How Random House Works
Editorial Department: every editor (whether Senior or Junior) knows the author personally. A writer such as Faulkner has his own editor with whom he is in continual correspondence for all matters editorial. (Administrative issues are not part of the picture: these are dealt with between the author’s agent and the publisher’s legal department.) The editor works with the author on the book; it is common practice for him to make the author correct his manuscript until there is nothing left that he is unhappy with. The editor is usually the person who has sponsored the book’s publication, in the case of a new author; if the author has long been on the publisher’s books, his editor is the person who has always dealt with him and knows how to approach him. The editor, they tell me, has to ensure that a character who has dark hair in the first chapter does not have fair hair in chapter ten. But in reality the person who deals with these minutiae is the copy-editor who works under the editor: he reads and rereads the proofs finding things to correct, though he is not the person who corrects typographical errors, because they work in the printers and have nothing to do with the publisher. (Random House does not have its own printers.) The person who is responsible in the publisher’s eyes for the book coming out, f
or how long it takes to get published, etc. was called the managing editor while Haydn was there, but now Albrecht Erskine has arrived he is called the executive editor. (Erskine is, moreover, Faulkner’s editor.)
The Art Department deals with the cover, the binding, the illustrations.
The Production Department is what we call the technical office.
The Publicity Department is not to be confused with the Advertising Department. The latter deals with publicity that is to be paid for.
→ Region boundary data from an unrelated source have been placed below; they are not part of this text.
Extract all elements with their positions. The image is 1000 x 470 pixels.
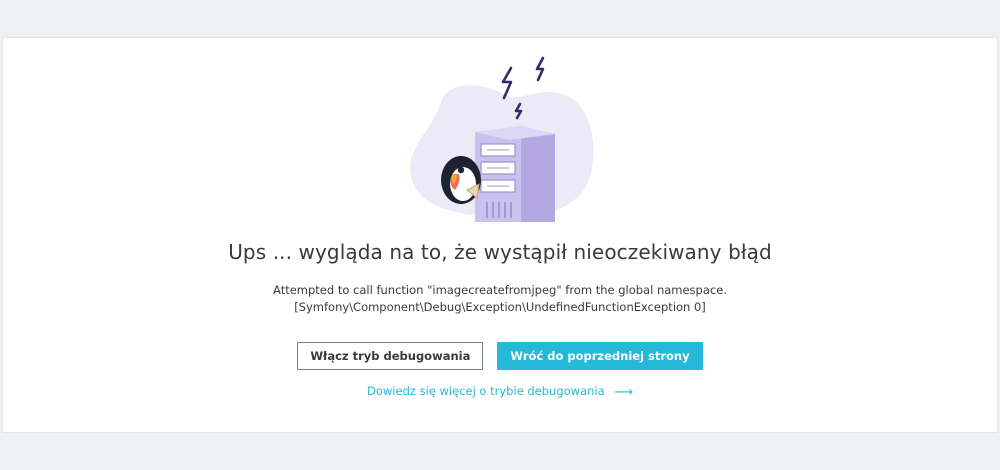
puffin-mascot-icon: [441, 156, 481, 204]
learn-more-link-label: Dowiedz się więcej o trybie debugowania: [367, 384, 605, 398]
action-buttons: Włącz tryb debugowania Wróć do poprzedni…: [3, 342, 997, 370]
exception-class-line: [Symfony\Component\Debug\Exception\Undef…: [294, 300, 706, 314]
error-title: Ups ... wygląda na to, że wystąpił nieoc…: [228, 240, 772, 264]
back-to-previous-page-button[interactable]: Wróć do poprzedniej strony: [497, 342, 703, 370]
enable-debug-mode-button[interactable]: Włącz tryb debugowania: [297, 342, 484, 370]
error-message: Attempted to call function "imagecreatef…: [3, 282, 997, 316]
learn-more-debug-link[interactable]: Dowiedz się więcej o trybie debugowania …: [3, 384, 997, 400]
page: Ups ... wygląda na to, że wystąpił nieoc…: [0, 0, 1000, 470]
server-error-illustration: [410, 56, 594, 222]
error-card: Ups ... wygląda na to, że wystąpił nieoc…: [2, 37, 998, 433]
server-tower: [475, 126, 555, 222]
arrow-right-icon: ⟶: [614, 385, 633, 400]
error-message-line: Attempted to call function "imagecreatef…: [273, 283, 727, 297]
Random House has no such department because it has a contract with an advertising firm that deals with publicity for the books, operating on a budget for every book that is decided by the publisher. This firm also prepares the wording of fliers and sends them directly to the publisher for approval. Instead the Publicity Department deals only with the papers, with relationships with reviewers (and when possible with radio and TV), and it all revolves round public relations and lunch invitations, and is always carried out in fact by female staff. Even very small publishers like Orion concentrate their efforts in this area.
The Promotions Department works on mail-order sales, using advertisements with order forms in newspapers and sending out postcards to various addresses depending on the kind of book. This is a very important department with around ten staff in it.
The Sales Department is run by machines, as I have explained already and as my book has discovered.
The Juvenile Department: Random House has one of the largest outputs of children’s literature and this is looked after by a separate editorial department.
The College Department is for school texts. The Modern Library series was initially under the College Department, but is now under the Editorial Department.
The Legal Department deals with the question of rights.